Il sont rentrés à la maison, les enfants, décus, se sont réveillés, et Madame L a regardé sur son ordinateur. Des messages tellement attentionnés..Il fallait qu'elle les remercie, q'uelle leur dise, que ce n'avait pas été ce soir, que finalement, ils étaient rentrés. Le courage lui a manqué. Ce matin, elle a juste appelé sa maman come une petite fille qui a besoin d'être rassurée, qui a juste besoin de pleurer, de se faire consoler".
Ce matin ils sont aussi revenus à la maternité, comme on leur avait demandé. Evidemment, tout allaient bien. Eux ils le savaient. "Alors si lundi, le bébé n'est pas arrivé, hospitalisation et déclenchement..." et biensûr "pas la peine de discuter, c'est pour la santé de votre bébé". Madame L a pleuré.
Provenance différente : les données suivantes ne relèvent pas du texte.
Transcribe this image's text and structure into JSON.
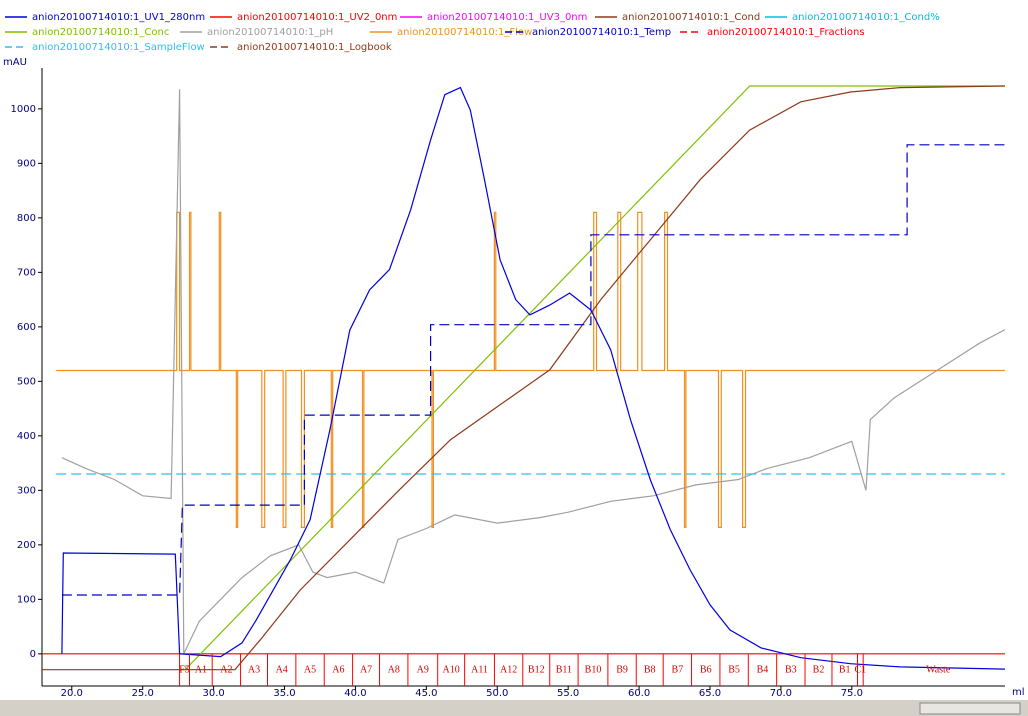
{
  "chart_data": {
    "type": "line",
    "y_label": "mAU",
    "x_label": "ml",
    "xlim": [
      17.9,
      85.8
    ],
    "ylim": [
      -59,
      1075
    ],
    "xticks": [
      {
        "value": 20,
        "label": "20.0"
      },
      {
        "value": 25,
        "label": "25.0"
      },
      {
        "value": 30,
        "label": "30.0"
      },
      {
        "value": 35,
        "label": "35.0"
      },
      {
        "value": 40,
        "label": "40.0"
      },
      {
        "value": 45,
        "label": "45.0"
      },
      {
        "value": 50,
        "label": "50.0"
      },
      {
        "value": 55,
        "label": "55.0"
      },
      {
        "value": 60,
        "label": "60.0"
      },
      {
        "value": 65,
        "label": "65.0"
      },
      {
        "value": 70,
        "label": "70.0"
      },
      {
        "value": 75,
        "label": "75.0"
      }
    ],
    "yticks": [
      0,
      100,
      200,
      300,
      400,
      500,
      600,
      700,
      800,
      900,
      1000
    ],
    "series": [
      {
        "name": "anion20100714010:1_UV1_280nm",
        "color": "#0000e0",
        "dash": false,
        "x": [
          19.3,
          19.4,
          27.3,
          27.6,
          30.5,
          32.0,
          33.0,
          35.4,
          36.8,
          38.2,
          39.6,
          41.0,
          42.4,
          43.9,
          45.3,
          46.3,
          47.4,
          48.1,
          49.1,
          50.2,
          51.3,
          52.3,
          53.7,
          55.1,
          56.6,
          58.0,
          59.4,
          60.8,
          62.2,
          63.6,
          65.0,
          66.4,
          68.6,
          71.4,
          74.9,
          78.4,
          85.8
        ],
        "values": [
          0,
          185,
          183,
          0,
          -5,
          20,
          62,
          172,
          246,
          411,
          594,
          668,
          705,
          815,
          943,
          1026,
          1039,
          998,
          870,
          723,
          650,
          622,
          640,
          662,
          631,
          558,
          429,
          319,
          228,
          154,
          90,
          44,
          11,
          -7,
          -18,
          -24,
          -28
        ]
      },
      {
        "name": "anion20100714010:1_UV2_0nm",
        "color": "#ff0000",
        "dash": false,
        "x": [
          17.9,
          85.8
        ],
        "values": [
          0,
          0
        ]
      },
      {
        "name": "anion20100714010:1_UV3_0nm",
        "color": "#ff00ff",
        "dash": false
      },
      {
        "name": "anion20100714010:1_Cond",
        "color": "#8b3a1a",
        "dash": false,
        "x": [
          17.9,
          31.5,
          33.3,
          36.1,
          39.6,
          43.1,
          46.7,
          50.2,
          53.7,
          57.3,
          60.8,
          64.3,
          67.8,
          71.4,
          74.9,
          78.4,
          85.8
        ],
        "values": [
          -29,
          -29,
          26,
          117,
          209,
          301,
          393,
          457,
          521,
          650,
          760,
          870,
          961,
          1013,
          1031,
          1039,
          1042
        ]
      },
      {
        "name": "anion20100714010:1_Cond%",
        "color": "#00c0e0",
        "dash": false
      },
      {
        "name": "anion20100714010:1_Conc",
        "color": "#80c000",
        "dash": false,
        "x": [
          28.0,
          67.8,
          85.8
        ],
        "values": [
          -29,
          1042,
          1042
        ]
      },
      {
        "name": "anion20100714010:1_pH",
        "color": "#a0a0a0",
        "dash": false,
        "x": [
          19.3,
          21,
          23,
          25,
          27,
          27.6,
          27.9,
          29,
          30.5,
          32,
          34,
          36,
          37,
          38,
          40,
          42,
          43,
          45,
          47,
          50,
          53,
          55,
          58,
          61,
          64,
          67,
          69,
          72,
          75,
          76,
          76.3,
          78,
          81,
          84,
          85.8
        ],
        "values": [
          360,
          340,
          320,
          290,
          285,
          1036,
          0,
          60,
          100,
          140,
          180,
          200,
          150,
          140,
          150,
          130,
          210,
          230,
          255,
          240,
          250,
          260,
          280,
          290,
          310,
          320,
          340,
          360,
          390,
          300,
          430,
          470,
          520,
          570,
          595
        ]
      },
      {
        "name": "anion20100714010:1_Flow",
        "color": "#f09020",
        "dash": false,
        "x": [
          18.9,
          27.4,
          27.4,
          27.6,
          27.6,
          28.3,
          28.3,
          28.4,
          28.4,
          30.4,
          30.4,
          30.5,
          30.5,
          31.6,
          31.6,
          31.7,
          31.7,
          33.4,
          33.4,
          33.6,
          33.6,
          34.9,
          34.9,
          35.1,
          35.1,
          36.2,
          36.2,
          36.4,
          36.4,
          38.3,
          38.3,
          38.4,
          38.4,
          40.5,
          40.5,
          40.6,
          40.6,
          45.4,
          45.4,
          45.5,
          45.5,
          49.8,
          49.8,
          49.9,
          49.9,
          56.8,
          56.8,
          57.0,
          57.0,
          58.5,
          58.5,
          58.7,
          58.7,
          59.9,
          59.9,
          60.2,
          60.2,
          61.8,
          61.8,
          62.0,
          62.0,
          63.2,
          63.2,
          63.3,
          63.3,
          65.6,
          65.6,
          65.8,
          65.8,
          67.3,
          67.3,
          67.5,
          67.5,
          85.8
        ],
        "values": [
          520,
          520,
          810,
          810,
          520,
          520,
          810,
          810,
          520,
          520,
          810,
          810,
          520,
          520,
          232,
          232,
          520,
          520,
          232,
          232,
          520,
          520,
          232,
          232,
          520,
          520,
          232,
          232,
          520,
          520,
          232,
          232,
          520,
          520,
          232,
          232,
          520,
          520,
          232,
          232,
          520,
          520,
          810,
          810,
          520,
          520,
          810,
          810,
          520,
          520,
          810,
          810,
          520,
          520,
          810,
          810,
          520,
          520,
          810,
          810,
          520,
          520,
          232,
          232,
          520,
          520,
          232,
          232,
          520,
          520,
          232,
          232,
          520,
          520
        ]
      },
      {
        "name": "anion20100714010:1_Temp",
        "color": "#0000c0",
        "dash": true,
        "x": [
          19.3,
          27.6,
          27.8,
          36.4,
          36.4,
          45.3,
          45.3,
          56.6,
          56.6,
          78.9,
          78.9,
          85.8
        ],
        "values": [
          108,
          108,
          273,
          273,
          438,
          438,
          604,
          604,
          769,
          769,
          934,
          934
        ]
      },
      {
        "name": "anion20100714010:1_Fractions",
        "color": "#ff0000",
        "dash": true
      },
      {
        "name": "anion20100714010:1_SampleFlow",
        "color": "#30c0e8",
        "dash": true,
        "x": [
          18.9,
          85.8
        ],
        "values": [
          330,
          330
        ]
      },
      {
        "name": "anion20100714010:1_Logbook",
        "color": "#8b3a1a",
        "dash": true
      }
    ],
    "fractions": {
      "x": [
        27.6,
        28.3,
        29.9,
        31.9,
        33.8,
        35.8,
        37.8,
        39.8,
        41.7,
        43.7,
        45.8,
        47.7,
        49.8,
        51.8,
        53.7,
        55.7,
        57.8,
        59.8,
        61.7,
        63.7,
        65.7,
        67.7,
        69.7,
        71.7,
        73.6,
        75.4,
        75.8
      ],
      "labels": [
        "F5",
        "A1",
        "A2",
        "A3",
        "A4",
        "A5",
        "A6",
        "A7",
        "A8",
        "A9",
        "A10",
        "A11",
        "A12",
        "B12",
        "B11",
        "B10",
        "B9",
        "B8",
        "B7",
        "B6",
        "B5",
        "B4",
        "B3",
        "B2",
        "B1",
        "C1",
        "Waste"
      ]
    }
  }
}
Elle s'est vue arriver là, sa petite valise sous le bras, comme on arrive sur un quai de gare pour un rendez vous d'affaire qu'il ne faut pas manquer. Puis une perfusion, et le "c'est pour le bien de votre bébé"qu'elle ne pourrait pas supporter. Comment refuser toute cette violence, comment leur expliquer qu'elle ne veut pas, que pour la première fois, l'accouchement à la maison, elle y a même songé.
Elle n'ira pas jusque là, parce qu'elle ne s'y est pas préparée, parce qu'elle croit quand même que la sécurité c'est important, parce qu'elle n'a peut être pas ce cran.
Alors maintenant, elle espère très fort que petit m se décidera avant lundi, que peut être, il attendait son anniversaire, elle y croit,  elle veut y croire. deux nuits et une journée, ça laisse du temps pour se décider, et puis peut être qu'il préfère l'heure d'hiver.
Parce que lundi, prendre son téléphone et appeler la maternité, Madame L ne pourra jamais le faire. Alors demain, c'est son anniversaire...et comme cadeau cette année, elle voudrait serrer son bébé.